A Java library exposes a Parser class. The agent starts by inspecting the public API surface and generating an initial harness:

// Generated harness v1 — covers only the top-level parse path
public static void fuzzerTestOneInput(byte[] data) {
    String input = new String(data, StandardCharsets.UTF_8);
    try {
        Parser parser = new Parser();
        parser.parse(input);
    } catch (ParseException e) {
        // expected — not a crash
    }
}

Coverage report shows 12% branch coverage.
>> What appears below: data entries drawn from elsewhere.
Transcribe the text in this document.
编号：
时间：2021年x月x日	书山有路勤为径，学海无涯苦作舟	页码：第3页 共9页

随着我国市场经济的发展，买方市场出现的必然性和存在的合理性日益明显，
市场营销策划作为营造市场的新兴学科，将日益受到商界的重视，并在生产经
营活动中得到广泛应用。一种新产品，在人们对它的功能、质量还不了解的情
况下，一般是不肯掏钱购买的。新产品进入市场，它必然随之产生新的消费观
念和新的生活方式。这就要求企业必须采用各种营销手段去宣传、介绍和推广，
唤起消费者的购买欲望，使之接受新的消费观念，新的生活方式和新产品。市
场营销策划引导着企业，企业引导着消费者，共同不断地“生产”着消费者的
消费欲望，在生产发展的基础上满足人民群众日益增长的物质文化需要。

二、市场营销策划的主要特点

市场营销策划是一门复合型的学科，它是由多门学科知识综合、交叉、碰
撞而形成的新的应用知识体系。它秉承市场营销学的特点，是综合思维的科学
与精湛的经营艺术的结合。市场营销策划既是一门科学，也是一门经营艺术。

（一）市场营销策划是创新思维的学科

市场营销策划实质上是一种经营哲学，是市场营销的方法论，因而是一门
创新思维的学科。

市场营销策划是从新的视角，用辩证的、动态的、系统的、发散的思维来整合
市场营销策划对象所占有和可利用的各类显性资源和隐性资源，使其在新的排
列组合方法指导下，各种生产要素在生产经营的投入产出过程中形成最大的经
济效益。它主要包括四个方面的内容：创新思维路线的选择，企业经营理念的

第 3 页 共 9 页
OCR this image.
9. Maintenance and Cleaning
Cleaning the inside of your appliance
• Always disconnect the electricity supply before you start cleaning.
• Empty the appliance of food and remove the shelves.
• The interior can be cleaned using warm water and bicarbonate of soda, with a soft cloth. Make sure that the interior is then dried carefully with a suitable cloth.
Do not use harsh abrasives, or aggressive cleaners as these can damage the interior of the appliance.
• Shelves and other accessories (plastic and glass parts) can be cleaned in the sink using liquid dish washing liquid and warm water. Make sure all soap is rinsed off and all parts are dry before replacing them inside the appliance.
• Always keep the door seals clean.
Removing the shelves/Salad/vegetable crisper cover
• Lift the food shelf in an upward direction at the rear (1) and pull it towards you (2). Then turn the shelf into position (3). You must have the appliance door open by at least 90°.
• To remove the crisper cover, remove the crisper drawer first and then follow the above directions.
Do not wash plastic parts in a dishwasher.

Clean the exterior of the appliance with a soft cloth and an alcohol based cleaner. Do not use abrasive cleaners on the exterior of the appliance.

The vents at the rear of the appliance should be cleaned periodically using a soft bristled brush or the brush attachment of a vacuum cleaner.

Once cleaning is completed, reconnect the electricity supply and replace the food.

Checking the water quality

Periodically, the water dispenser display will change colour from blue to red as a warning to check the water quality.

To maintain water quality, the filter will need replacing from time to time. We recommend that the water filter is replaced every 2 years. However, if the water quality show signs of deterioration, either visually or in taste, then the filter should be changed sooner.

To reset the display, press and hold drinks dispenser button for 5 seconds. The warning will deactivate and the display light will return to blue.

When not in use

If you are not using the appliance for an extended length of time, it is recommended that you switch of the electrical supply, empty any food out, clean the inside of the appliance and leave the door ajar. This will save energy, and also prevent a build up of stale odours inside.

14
The agent identifies that Parser.parse() returns a Document and that Document.validate() exercises a separate branch tree. It refines:

// Generated harness v2 — adds document validation path
public static void fuzzerTestOneInput(byte[] data) {
    String input = new String(data, StandardCharsets.UTF_8);
    try {
        Parser parser = new Parser();
        Document doc = parser.parse(input);
        if (doc != null) {
            doc.validate();           // new: exercises validation branches
            doc.getChildren();        // new: exercises tree traversal
        }
    } catch (ParseException | ValidationException e) {
        // expected
    }
}

Coverage increases to 34%. The agent continues iterating until coverage plateaus or the configured iteration budget is exhausted.